Wednesday, February 29, 2012

An 'extra' day, another decision (or two)

Well, I guess we won't see February 29th for another four years, which is how long we'll have to wait for an 'extra' day. 

Today the weather on the east coast was pretty dreary, and so I can't say that I spent this 'special' day as I would have preferred- on a leisurely walk or exploring a new park. 

But I did make a decision- actually two. In life there are situations that we do not enjoy, but somehow have to bear. However, there is a difference between just gritting our teeth and letting an unpleasant situation take over our lives. Last night I was really upset about a major snag in getting my dissertation deposited, due to a situation beyond my control. I was reminded by my husband that it might not happen when I want it to (now!), but it'll happen. Up to this point my obligations have been met, and so now is a great time to finally let go, calm down, and give myself permission to think about something else. 
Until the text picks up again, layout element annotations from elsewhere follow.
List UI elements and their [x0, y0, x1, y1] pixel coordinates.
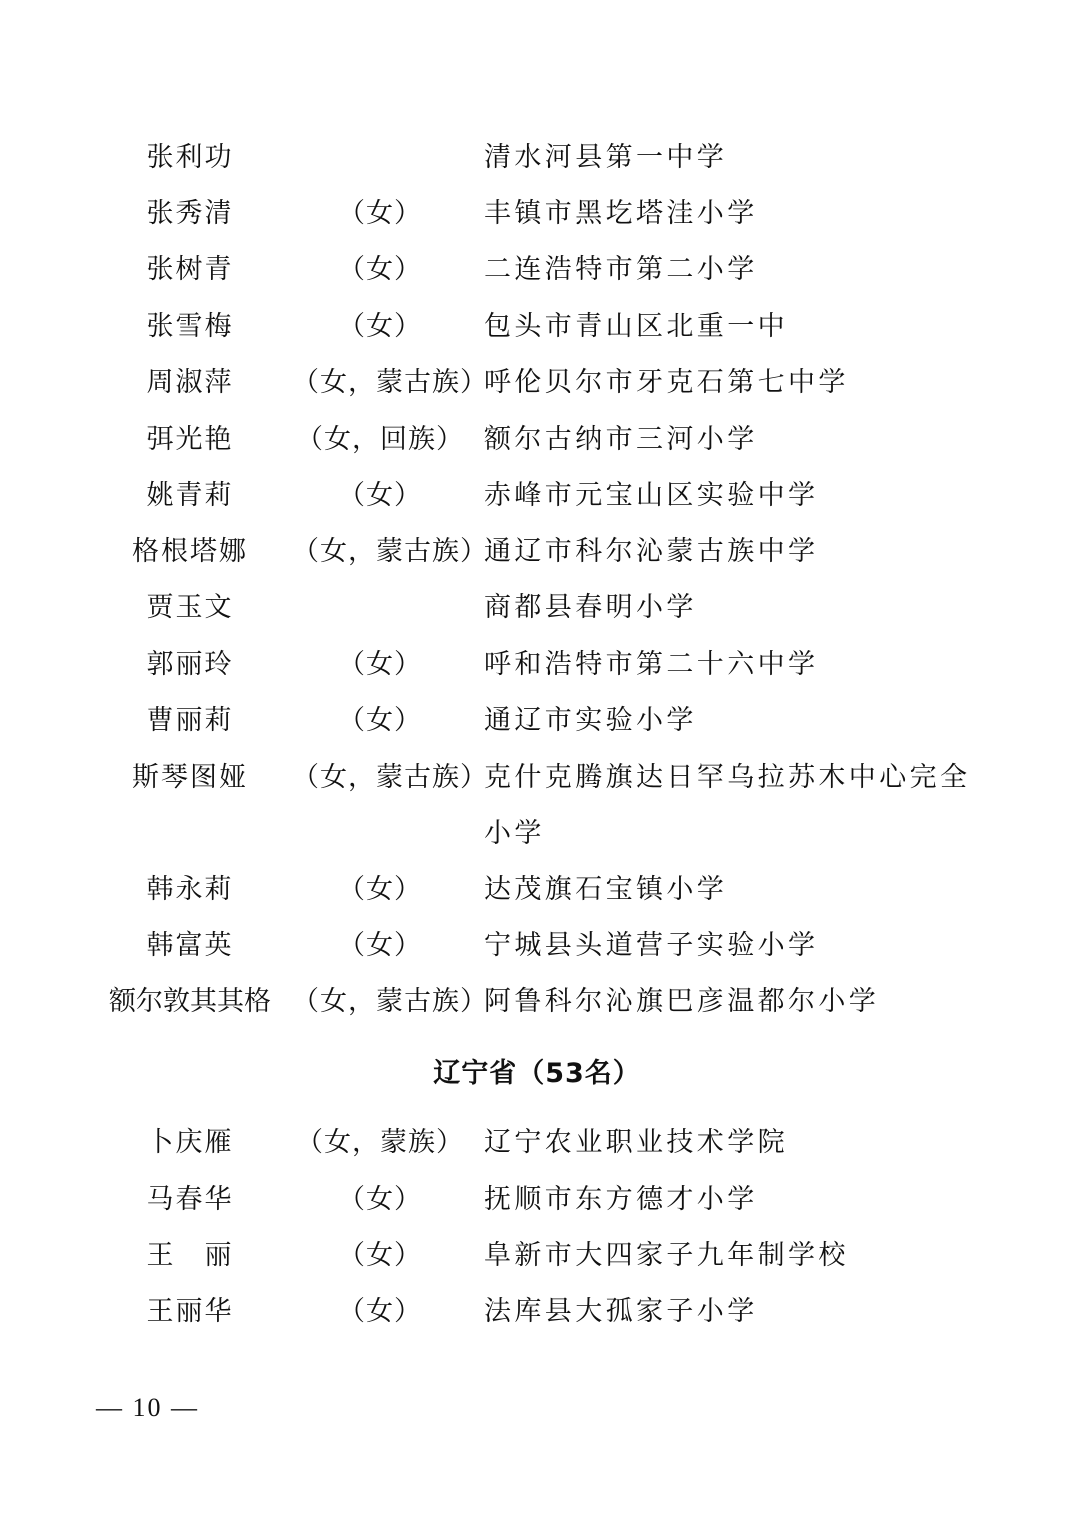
honoree-name: 周淑萍	[90, 363, 290, 403]
honoree-name: 格根塔娜	[90, 532, 290, 572]
list-item: 张树青 （女） 二连浩特市第二小学	[0, 250, 1074, 290]
section-heading-liaoning: 辽宁省（53名）	[0, 1054, 1074, 1094]
honoree-name: 斯琴图娅	[90, 758, 290, 798]
honoree-name: 弭光艳	[90, 420, 290, 460]
honoree-organization: 丰镇市黑圪塔洼小学	[484, 194, 758, 234]
list-item: 周淑萍 （女，蒙古族） 呼伦贝尔市牙克石第七中学	[0, 363, 1074, 403]
honoree-name: 姚青莉	[90, 476, 290, 516]
list-item: 马春华 （女） 抚顺市东方德才小学	[0, 1180, 1074, 1220]
list-item: 姚青莉 （女） 赤峰市元宝山区实验中学	[0, 476, 1074, 516]
honoree-organization: 阜新市大四家子九年制学校	[484, 1236, 849, 1276]
honoree-organization: 包头市青山区北重一中	[484, 307, 788, 347]
honoree-note: （女）	[292, 926, 468, 966]
honoree-organization: 商都县春明小学	[484, 588, 697, 628]
list-item: 曹丽莉 （女） 通辽市实验小学	[0, 701, 1074, 741]
honoree-name: 韩富英	[90, 926, 290, 966]
honoree-note: （女，蒙古族）	[292, 532, 468, 572]
list-item: 斯琴图娅 （女，蒙古族） 克什克腾旗达日罕乌拉苏木中心完全	[0, 758, 1074, 798]
honoree-name: 马春华	[90, 1180, 290, 1220]
list-item: 王 丽 （女） 阜新市大四家子九年制学校	[0, 1236, 1074, 1276]
list-item: 张利功 清水河县第一中学	[0, 138, 1074, 178]
honoree-organization: 清水河县第一中学	[484, 138, 727, 178]
list-item: 郭丽玲 （女） 呼和浩特市第二十六中学	[0, 645, 1074, 685]
honoree-organization: 二连浩特市第二小学	[484, 250, 758, 290]
honoree-note: （女）	[292, 1236, 468, 1276]
honoree-note: （女，蒙族）	[292, 1123, 468, 1163]
honoree-note: （女）	[292, 194, 468, 234]
honoree-organization-continued: 小学	[484, 814, 545, 854]
honoree-organization: 赤峰市元宝山区实验中学	[484, 476, 818, 516]
honoree-name: 张雪梅	[90, 307, 290, 347]
honoree-organization: 宁城县头道营子实验小学	[484, 926, 818, 966]
honoree-note: （女）	[292, 476, 468, 516]
honoree-organization: 通辽市实验小学	[484, 701, 697, 741]
honoree-name: 卜庆雁	[90, 1123, 290, 1163]
honoree-note: （女）	[292, 1180, 468, 1220]
honoree-note: （女）	[292, 701, 468, 741]
honoree-note: （女，蒙古族）	[292, 758, 468, 798]
honoree-note: （女）	[292, 307, 468, 347]
honoree-name: 王 丽	[90, 1236, 290, 1276]
honoree-organization: 法库县大孤家子小学	[484, 1292, 758, 1332]
list-item: 贾玉文 商都县春明小学	[0, 588, 1074, 628]
page-number: — 10 —	[96, 1390, 199, 1426]
list-item: 韩富英 （女） 宁城县头道营子实验小学	[0, 926, 1074, 966]
list-item: 卜庆雁 （女，蒙族） 辽宁农业职业技术学院	[0, 1123, 1074, 1163]
honoree-name: 曹丽莉	[90, 701, 290, 741]
list-item: 张雪梅 （女） 包头市青山区北重一中	[0, 307, 1074, 347]
honoree-name: 张利功	[90, 138, 290, 178]
honoree-note: （女）	[292, 870, 468, 910]
list-item: 韩永莉 （女） 达茂旗石宝镇小学	[0, 870, 1074, 910]
honoree-note: （女，回族）	[292, 420, 468, 460]
list-item-continuation: 小学	[0, 814, 1074, 854]
honoree-name: 张秀清	[90, 194, 290, 234]
honoree-name: 王丽华	[90, 1292, 290, 1332]
honoree-organization: 辽宁农业职业技术学院	[484, 1123, 788, 1163]
honoree-organization: 阿鲁科尔沁旗巴彦温都尔小学	[484, 982, 879, 1022]
honoree-name: 额尔敦其其格	[90, 982, 290, 1022]
honoree-note: （女，蒙古族）	[292, 982, 468, 1022]
honoree-name: 韩永莉	[90, 870, 290, 910]
honoree-organization: 呼和浩特市第二十六中学	[484, 645, 818, 685]
list-item: 弭光艳 （女，回族） 额尔古纳市三河小学	[0, 420, 1074, 460]
honoree-organization: 额尔古纳市三河小学	[484, 420, 758, 460]
honoree-name: 贾玉文	[90, 588, 290, 628]
honoree-name: 郭丽玲	[90, 645, 290, 685]
document-page: 张利功 清水河县第一中学 张秀清 （女） 丰镇市黑圪塔洼小学 张树青 （女） 二…	[0, 0, 1074, 1520]
list-item: 格根塔娜 （女，蒙古族） 通辽市科尔沁蒙古族中学	[0, 532, 1074, 572]
honoree-organization: 通辽市科尔沁蒙古族中学	[484, 532, 818, 572]
honoree-organization: 达茂旗石宝镇小学	[484, 870, 727, 910]
list-item: 王丽华 （女） 法库县大孤家子小学	[0, 1292, 1074, 1332]
honoree-organization: 抚顺市东方德才小学	[484, 1180, 758, 1220]
honoree-note: （女）	[292, 645, 468, 685]
honoree-note: （女，蒙古族）	[292, 363, 468, 403]
honoree-name: 张树青	[90, 250, 290, 290]
honoree-organization: 呼伦贝尔市牙克石第七中学	[484, 363, 849, 403]
honoree-organization: 克什克腾旗达日罕乌拉苏木中心完全	[484, 758, 970, 798]
list-item: 张秀清 （女） 丰镇市黑圪塔洼小学	[0, 194, 1074, 234]
honoree-note: （女）	[292, 250, 468, 290]
honoree-note: （女）	[292, 1292, 468, 1332]
list-item: 额尔敦其其格 （女，蒙古族） 阿鲁科尔沁旗巴彦温都尔小学	[0, 982, 1074, 1022]
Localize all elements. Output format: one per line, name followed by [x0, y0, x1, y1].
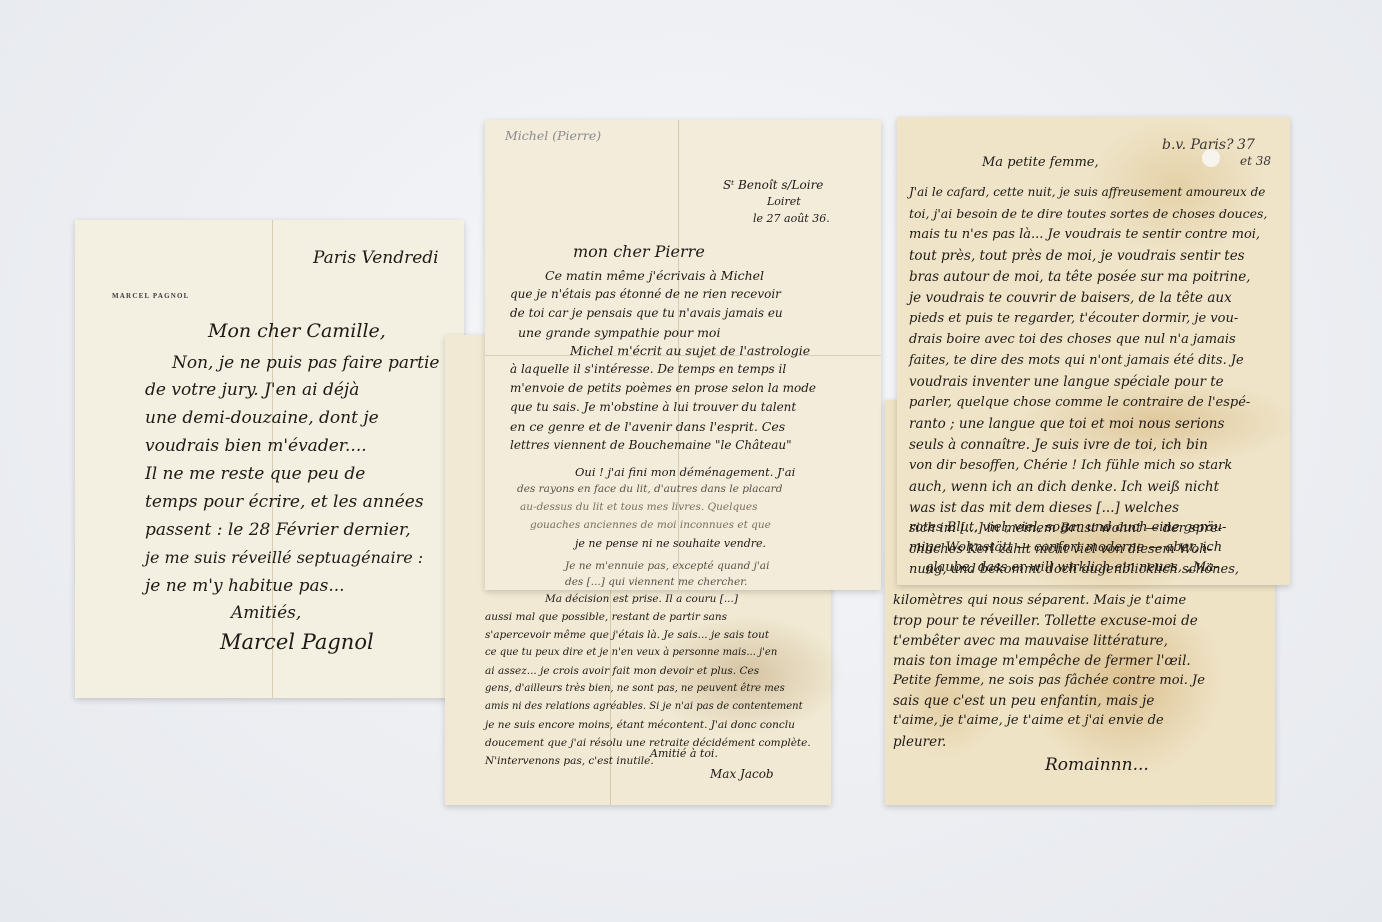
letter-line: de votre jury. J'en ai déjà: [145, 380, 359, 400]
letter-line: je ne pense ni ne souhaite vendre.: [575, 537, 766, 550]
salutation: Mon cher Camille,: [208, 320, 386, 342]
letter-line: von dir besoffen, Chérie ! Ich fühle mic…: [909, 458, 1232, 473]
letter-line: bras autour de moi, ta tête posée sur ma…: [909, 269, 1250, 285]
letter-line: je ne m'y habitue pas...: [145, 576, 345, 596]
letter-line: trop pour te réveiller. Tollette excuse-…: [893, 613, 1198, 629]
letter-line: parler, quelque chose comme le contraire…: [909, 395, 1250, 410]
letter-line: N'intervenons pas, c'est inutile.: [485, 755, 654, 767]
letter-line: Michel m'écrit au sujet de l'astrologie: [570, 343, 810, 358]
archival-annotation: Michel (Pierre): [505, 128, 601, 143]
letter-line: faites, te dire des mots qui n'ont jamai…: [909, 353, 1244, 368]
letter-line: m'envoie de petits poèmes en prose selon…: [510, 381, 816, 395]
letter-line: passent : le 28 Février dernier,: [145, 520, 411, 540]
letter-line: Il ne me reste que peu de: [145, 464, 365, 484]
place-date: Paris Vendredi: [313, 248, 439, 268]
letter-line: pleurer.: [893, 734, 946, 750]
letter-line: des rayons en face du lit, d'autres dans…: [517, 483, 782, 495]
letter-line: de toi car je pensais que tu n'avais jam…: [510, 306, 783, 320]
salutation: Ma petite femme,: [982, 155, 1099, 170]
letter-line: Ma décision est prise. Il a couru [...]: [545, 593, 738, 605]
letter-line: Oui ! j'ai fini mon déménagement. J'ai: [575, 465, 795, 479]
letter-line: gens, d'ailleurs très bien, ne sont pas,…: [485, 683, 785, 694]
letter-line: t'embêter avec ma mauvaise littérature,: [893, 633, 1168, 649]
letter-line: que tu sais. Je m'obstine à lui trouver …: [510, 400, 796, 414]
letter-line: je me suis réveillé septuagénaire :: [145, 548, 423, 567]
letter-line: à laquelle il s'intéresse. De temps en t…: [510, 362, 786, 376]
closing: Amitiés,: [231, 603, 301, 623]
letter-line: amis ni des relations agréables. Si je n…: [485, 701, 803, 712]
archival-annotation: b.v. Paris?: [1162, 137, 1234, 153]
archival-annotation: et 38: [1240, 154, 1271, 168]
letter-line: t'aime, je t'aime, je t'aime et j'ai env…: [893, 713, 1164, 728]
pagnol-letter: MARCEL PAGNOL Paris Vendredi Mon cher Ca…: [75, 220, 464, 698]
romain-letter-page-1: b.v. Paris? 37 et 38 Ma petite femme, J'…: [897, 117, 1290, 585]
letter-line: kilomètres qui nous séparent. Mais je t'…: [893, 593, 1186, 608]
letter-line: J'ai le cafard, cette nuit, je suis affr…: [909, 185, 1265, 199]
letterhead: MARCEL PAGNOL: [112, 292, 190, 300]
letter-line: je voudrais te couvrir de baisers, de la…: [909, 290, 1232, 306]
letter-line: ranto ; une langue que toi et moi nous s…: [909, 416, 1224, 432]
letter-line: lettres viennent de Bouchemaine "le Chât…: [510, 438, 792, 452]
place: Sᵗ Benoît s/Loire: [723, 178, 823, 192]
letter-line: Petite femme, ne sois pas fâchée contre …: [893, 673, 1205, 688]
salutation: mon cher Pierre: [573, 242, 705, 261]
letter-line: voudrais inventer une langue spéciale po…: [909, 374, 1224, 390]
letter-line: sais que c'est un peu enfantin, mais je: [893, 693, 1154, 709]
letter-line: voudrais bien m'évader....: [145, 436, 367, 456]
letter-line: Non, je ne puis pas faire partie: [172, 353, 439, 373]
letter-line: was ist das mit dem dieses [...] welches: [909, 500, 1179, 516]
signature: Max Jacob: [710, 767, 774, 781]
signature: Romainnn...: [1045, 755, 1149, 775]
letter-line: en ce genre et de l'avenir dans l'esprit…: [510, 419, 785, 434]
letter-line: tout près, tout près de moi, je voudrais…: [909, 248, 1245, 264]
archival-annotation: 37: [1237, 137, 1255, 153]
letter-line: une grande sympathie pour moi: [518, 325, 720, 340]
letter-line: s'apercevoir même que j'étais là. Je sai…: [485, 629, 769, 641]
letter-line: Ce matin même j'écrivais à Michel: [545, 268, 764, 283]
letter-line: rotes Blut, viel, viel, sogar und auch e…: [909, 520, 1226, 535]
letter-line: des [...] qui viennent me chercher.: [565, 576, 747, 588]
letter-line: ai assez... je crois avoir fait mon devo…: [485, 665, 759, 677]
signature: Marcel Pagnol: [220, 630, 374, 654]
letter-line: toi, j'ai besoin de te dire toutes sorte…: [909, 206, 1267, 221]
letter-line: aussi mal que possible, restant de parti…: [485, 611, 727, 623]
letter-line: doucement que j'ai résolu une retraite d…: [485, 737, 811, 749]
letter-line: ce que tu peux dire et je n'en veux à pe…: [485, 647, 777, 658]
fold-line: [272, 220, 273, 698]
letter-line: temps pour écrire, et les années: [145, 492, 424, 512]
letter-line: Je ne m'ennuie pas, excepté quand j'ai: [565, 560, 769, 572]
letter-line: une demi-douzaine, dont je: [145, 408, 379, 428]
letter-line: je ne suis encore moins, étant mécontent…: [485, 719, 795, 731]
closing: Amitié à toi.: [650, 747, 718, 760]
date: le 27 août 36.: [753, 212, 830, 225]
letter-line: drais boire avec toi des choses que nul …: [909, 332, 1236, 347]
letter-line: auch, wenn ich an dich denke. Ich weiß n…: [909, 479, 1219, 495]
letter-line: que je n'étais pas étonné de ne rien rec…: [510, 287, 781, 301]
region: Loiret: [767, 195, 801, 208]
letter-line: mige Wohnstätt — confort moderne — aber,…: [909, 540, 1222, 555]
letter-line: glaube, dass er will wirklich ein neues,…: [925, 560, 1218, 575]
letter-line: pieds et puis te regarder, t'écouter dor…: [909, 311, 1238, 326]
letter-line: gouaches anciennes de moi inconnues et q…: [530, 519, 771, 531]
letter-line: mais tu n'es pas là... Je voudrais te se…: [909, 227, 1260, 242]
pierre-letter: Michel (Pierre) Sᵗ Benoît s/Loire Loiret…: [485, 120, 881, 590]
letter-line: au-dessus du lit et tous mes livres. Que…: [520, 501, 758, 513]
letter-line: seuls à connaître. Je suis ivre de toi, …: [909, 437, 1208, 453]
letter-line: mais ton image m'empêche de fermer l'œil…: [893, 653, 1191, 669]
And he's right. We can develop attachments to situations, even if they are unpleasant- sometimes especially so. As strange as this is, when we step back to view our obsession, we realize that we were ensnared by self-centered thinking. As per my own experience, viewing adverse circumstances this way can quickly snowball into feelings of resentment and anger- even when the situation I am reacting to has been resolved.

The Buddha taught that attachment and the delusion that we are a separate entity with control over the world around us are a great source of suffering. Only by correcting this delusion and eliminating our self-centered desire for things to be just as we please can we face life's adversity with courage and grace.

I have decided: 1) However unpleasant a situation, I will deal with it as best I can. The circumstance will eventually pass and doesn't define me. 2) The minute an unpleasant situation is resolved is the time to let it go. I think that choosing important goals and working towards them a little bit each day might also serve as a distraction to prevent any adverse situation taking over my life.

Of course making these types of decisions is easier than becoming ever-mindful of them, but refusing to be jerked around by attachment and delusion is another step to living a happy, authentic, and fearless life.

Can you relate to this post? What is your strategy of dealing with unpleasant situations?

May all beings be happy!

6 comments:

  1. Sometimes it's helpful to look ahead about 100 years or so and see how the present unpleasant situation appears from that vantage point.

    ReplyDelete
  2. Thanks anonymous, for that simple but excellent advice. The implication of the 100 year (or even one year- or one month!) vantage point is that any one problem is usually not so great in the grand scheme of things. Thank you for your perspective.

    ReplyDelete
  3. Thank you Renata for sharing this excellent post of yours with me!

    Much peace and happiness to you and yours!

    For me, when a situation arises in my mind that troubles me with great anguish as though it was ripping away at me like the claws from a tiger, I take slow, smooth, deep breaths, becoming aware of each breath until whatever suffering I felt, becomes, no more.

    ReplyDelete
  4. Thank you, Now! I think your way of dealing with adversity is also a great one. Nice descriptive words, too- I can almost feel the resistance of deep, calm breaths to the 'tiger claws' of anxiety and anguish.

    May you be well!

    ReplyDelete
  5. I like your phrase "face life's adversity with courage and grace". I can relate to this post. Sometimes, my "strategy" of dealing with life's unpleasant situations is avoidance, which, of course, never works. It is bound to come back to haunt me later. Thanks for posting.

    ReplyDelete
  6. Thanks so much, Dan. I can also relate to your comment. In the past I have resorted to passivity instead of being involved and engaging things head-on, which is also a type of avoidance. Didn't help me either, and I think made my husband suffer because my attitude made it harder to share responsibilities. He is much happier now that I am more involved. So many things to learn in life!

    Thanks again for commenting, may you be well!